The Ninth Year of Afghanistan War


After eight years of war is it time to change sides?


Last week America's fighting involvement in Afghanistan began its ninth year. This is longer than the USA was involved in World War I and II.

As we learned in Iraq, men bent on killing American soldiers can be persuaded to change sides. It took about three hundred dollars a month, per Sunni, to get the Sunni Iraqi to switch to our side. This could be one way the US could use to get out of Afghanistan.

The reason this approach might work in Afghanistan is the fact that the Taliban is not a monolith. They have no supreme commander or war lord leading their fight. The Taliban groups are many. They have different motives and agree only on one thing: ridding their country of foreigners.

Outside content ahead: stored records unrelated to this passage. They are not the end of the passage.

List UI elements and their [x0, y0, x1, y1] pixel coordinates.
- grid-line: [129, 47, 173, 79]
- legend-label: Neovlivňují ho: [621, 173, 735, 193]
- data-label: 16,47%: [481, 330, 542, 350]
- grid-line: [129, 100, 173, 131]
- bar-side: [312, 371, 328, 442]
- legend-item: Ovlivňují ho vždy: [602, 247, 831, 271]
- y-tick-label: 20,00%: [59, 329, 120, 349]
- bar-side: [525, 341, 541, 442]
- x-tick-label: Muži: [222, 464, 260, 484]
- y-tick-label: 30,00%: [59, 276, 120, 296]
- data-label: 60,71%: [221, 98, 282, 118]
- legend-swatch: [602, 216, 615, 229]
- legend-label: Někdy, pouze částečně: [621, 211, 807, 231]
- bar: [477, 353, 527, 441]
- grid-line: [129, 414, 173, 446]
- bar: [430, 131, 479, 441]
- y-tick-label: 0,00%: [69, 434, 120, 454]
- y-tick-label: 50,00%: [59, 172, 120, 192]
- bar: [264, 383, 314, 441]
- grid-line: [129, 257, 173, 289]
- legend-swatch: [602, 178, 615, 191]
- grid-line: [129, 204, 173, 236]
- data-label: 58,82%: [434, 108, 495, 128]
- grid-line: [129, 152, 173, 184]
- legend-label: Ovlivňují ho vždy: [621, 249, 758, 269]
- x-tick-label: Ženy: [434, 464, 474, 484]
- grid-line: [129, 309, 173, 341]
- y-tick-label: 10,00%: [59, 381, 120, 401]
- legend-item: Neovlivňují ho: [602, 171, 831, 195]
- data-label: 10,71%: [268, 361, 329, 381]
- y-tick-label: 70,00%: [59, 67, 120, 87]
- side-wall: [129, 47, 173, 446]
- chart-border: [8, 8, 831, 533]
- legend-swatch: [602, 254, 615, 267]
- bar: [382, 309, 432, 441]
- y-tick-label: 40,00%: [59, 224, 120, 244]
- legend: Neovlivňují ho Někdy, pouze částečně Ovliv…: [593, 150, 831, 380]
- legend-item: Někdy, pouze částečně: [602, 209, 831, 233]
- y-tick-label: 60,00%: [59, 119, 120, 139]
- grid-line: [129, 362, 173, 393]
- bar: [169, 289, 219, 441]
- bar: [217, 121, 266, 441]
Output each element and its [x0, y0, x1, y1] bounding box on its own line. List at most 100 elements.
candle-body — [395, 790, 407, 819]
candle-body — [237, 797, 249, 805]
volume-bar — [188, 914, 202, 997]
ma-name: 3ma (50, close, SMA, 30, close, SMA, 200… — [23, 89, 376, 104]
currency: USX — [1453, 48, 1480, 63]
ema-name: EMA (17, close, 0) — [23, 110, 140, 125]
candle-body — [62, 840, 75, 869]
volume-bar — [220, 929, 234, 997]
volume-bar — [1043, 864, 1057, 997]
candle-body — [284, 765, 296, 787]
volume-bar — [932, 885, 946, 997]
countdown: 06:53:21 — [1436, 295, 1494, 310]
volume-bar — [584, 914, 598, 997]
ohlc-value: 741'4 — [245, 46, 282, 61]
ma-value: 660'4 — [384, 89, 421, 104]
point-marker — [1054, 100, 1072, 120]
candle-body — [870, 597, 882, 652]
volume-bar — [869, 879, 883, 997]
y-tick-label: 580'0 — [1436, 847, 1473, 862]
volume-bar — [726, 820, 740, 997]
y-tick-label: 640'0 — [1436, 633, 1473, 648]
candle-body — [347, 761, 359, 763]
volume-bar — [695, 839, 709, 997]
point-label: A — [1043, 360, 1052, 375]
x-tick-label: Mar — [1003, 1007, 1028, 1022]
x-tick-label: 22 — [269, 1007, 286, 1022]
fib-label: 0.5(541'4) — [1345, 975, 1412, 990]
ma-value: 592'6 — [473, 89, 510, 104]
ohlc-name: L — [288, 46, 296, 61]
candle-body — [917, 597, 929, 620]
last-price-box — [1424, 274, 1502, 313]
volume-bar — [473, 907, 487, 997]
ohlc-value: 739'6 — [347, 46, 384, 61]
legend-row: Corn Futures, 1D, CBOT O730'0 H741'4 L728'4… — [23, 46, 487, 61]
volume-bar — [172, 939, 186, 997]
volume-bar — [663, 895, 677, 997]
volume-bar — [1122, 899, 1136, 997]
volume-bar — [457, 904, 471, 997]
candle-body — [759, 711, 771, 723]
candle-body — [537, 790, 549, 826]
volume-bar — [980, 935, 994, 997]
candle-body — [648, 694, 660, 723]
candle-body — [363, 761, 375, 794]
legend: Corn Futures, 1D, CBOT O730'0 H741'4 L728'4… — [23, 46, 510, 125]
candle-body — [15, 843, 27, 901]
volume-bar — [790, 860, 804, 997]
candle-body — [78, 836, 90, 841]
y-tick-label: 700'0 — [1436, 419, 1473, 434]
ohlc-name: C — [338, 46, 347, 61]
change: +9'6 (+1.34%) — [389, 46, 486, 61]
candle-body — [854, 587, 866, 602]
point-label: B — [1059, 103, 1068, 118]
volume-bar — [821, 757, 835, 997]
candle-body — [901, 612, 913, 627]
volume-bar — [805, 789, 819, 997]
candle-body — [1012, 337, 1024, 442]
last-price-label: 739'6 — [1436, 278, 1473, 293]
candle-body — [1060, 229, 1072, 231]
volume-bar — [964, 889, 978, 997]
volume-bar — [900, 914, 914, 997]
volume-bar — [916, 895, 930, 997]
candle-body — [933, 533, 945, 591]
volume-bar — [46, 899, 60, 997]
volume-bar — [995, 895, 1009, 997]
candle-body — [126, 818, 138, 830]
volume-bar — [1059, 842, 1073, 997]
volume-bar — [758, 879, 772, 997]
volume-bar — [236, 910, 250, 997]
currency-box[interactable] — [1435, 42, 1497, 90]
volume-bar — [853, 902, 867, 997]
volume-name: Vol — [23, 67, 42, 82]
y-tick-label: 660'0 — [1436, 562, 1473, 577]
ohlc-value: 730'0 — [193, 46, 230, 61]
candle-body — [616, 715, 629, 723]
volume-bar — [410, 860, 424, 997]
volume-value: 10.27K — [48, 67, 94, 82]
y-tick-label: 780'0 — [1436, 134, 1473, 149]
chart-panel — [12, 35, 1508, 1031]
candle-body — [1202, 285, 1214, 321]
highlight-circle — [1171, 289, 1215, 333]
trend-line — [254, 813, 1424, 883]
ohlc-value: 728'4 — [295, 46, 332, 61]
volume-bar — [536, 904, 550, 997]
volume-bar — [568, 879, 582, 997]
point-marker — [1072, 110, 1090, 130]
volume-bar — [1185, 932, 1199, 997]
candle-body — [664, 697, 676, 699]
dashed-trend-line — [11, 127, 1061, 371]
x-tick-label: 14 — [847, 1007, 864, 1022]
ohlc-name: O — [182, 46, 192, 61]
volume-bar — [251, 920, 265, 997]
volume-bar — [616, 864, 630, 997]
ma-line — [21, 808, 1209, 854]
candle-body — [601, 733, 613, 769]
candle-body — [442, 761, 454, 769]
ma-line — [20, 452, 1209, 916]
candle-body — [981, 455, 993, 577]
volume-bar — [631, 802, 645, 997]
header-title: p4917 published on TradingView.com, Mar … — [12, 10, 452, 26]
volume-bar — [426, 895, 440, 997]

The Taliban have shown they can switch sides with little difficulty. They did it with the Soviets until they wore them out. They want to be on the winning side, so war lords or scattered groups switch back and forth, going with the one they think has the best chance of winning. "Changing sides is the Afghanistan way of war", writes Fotini Christia and Michael Semple in the July-August, 2009, issue of Foreign Affairs

Last August the people of the Islamic Republic of Afghanistan (President Hamid Karzai's government) held a presidential election. Two months later, both leading candidates claim to have won. The UN observers have documented fraud and corruption during and since the voting.

Democracy, elections, our four freedoms are completely foreign to the Karzai brothers. President Karzai's brother is well-known to be involved in corruption and the opium racket. American ideals cannot be pre-packaged for use anywhere, nor can they be force fed; they must be born out of the hearts of those seeking such ideals more than life itself.

The US did not go to Afghanistan to introduce democracy. I doubt the idea of killing so many civilians or staying this long was in the plans. Just one object: get ben Laden. The ill-conceived over-the-top US air raids on October 7, 2001, was only to capture or kill ben Laden, the mastermind behind the al Qaeda hi-jacked airliners that crashed into the World Trade Center and the Pentagon, Sept. 11, 2001.

The 9-ll attack was not a cause for war, though wars have begun with less provocation. One general is reported as saying, "bomb them back to the stone age." The knee-jerk reaction of the US president, vice president and congress was not one of our nation's greatest hours. Those in charge let revenge bubble to the top. An old sage reminds us: When hunting a particular rat, you don't need a large caliber weapon like an elephant gun.

Someone needs the inspiration of original thinking if this unnecessary war is to cease. Win over enough of the Taliban and together put an end to the al Qaeda in their Pakistan hide-away. Bring the troops home and turn loose the CIA to get ben Laden with as few civilian deaths as possible. This is the way criminal mass murderers are brought to justice, not with massive military force.

If the US could make friends with the Taliban (get out the money clip and force a smile), together we just might defeat al Qaedia, our original purpose. As a friend, the Taliban might institute a more just and favorable government. (Granted, this could be called wishful thinking.)

During the Korean War, had General Douglas MacArthur crossed the Yalu River into China as he said he was going to, the US would have really had a long-lasting war. Because President Harry Truman fired him, we averted such a catastrophe. MacArthur was a hero at the time. But the president was smarter. Wisely our Constitution keeps the final say on war in civilian hands.

President Obama must handle his generals as Truman did. Gen. Stanley McChrystal thinks adding 40 to 60,000 more troops will give us more time. More time for what? More time to see more innocent people die? More time for America and NATO soldiers killed? More time to undermine the new American president's desire for a peaceful world?

Changing sides is the Afghanistan way of war. Entering the ninth year of war, giving a look at the wisdom of the locals might be a good thing. The decision is with the president and congress, not the generals.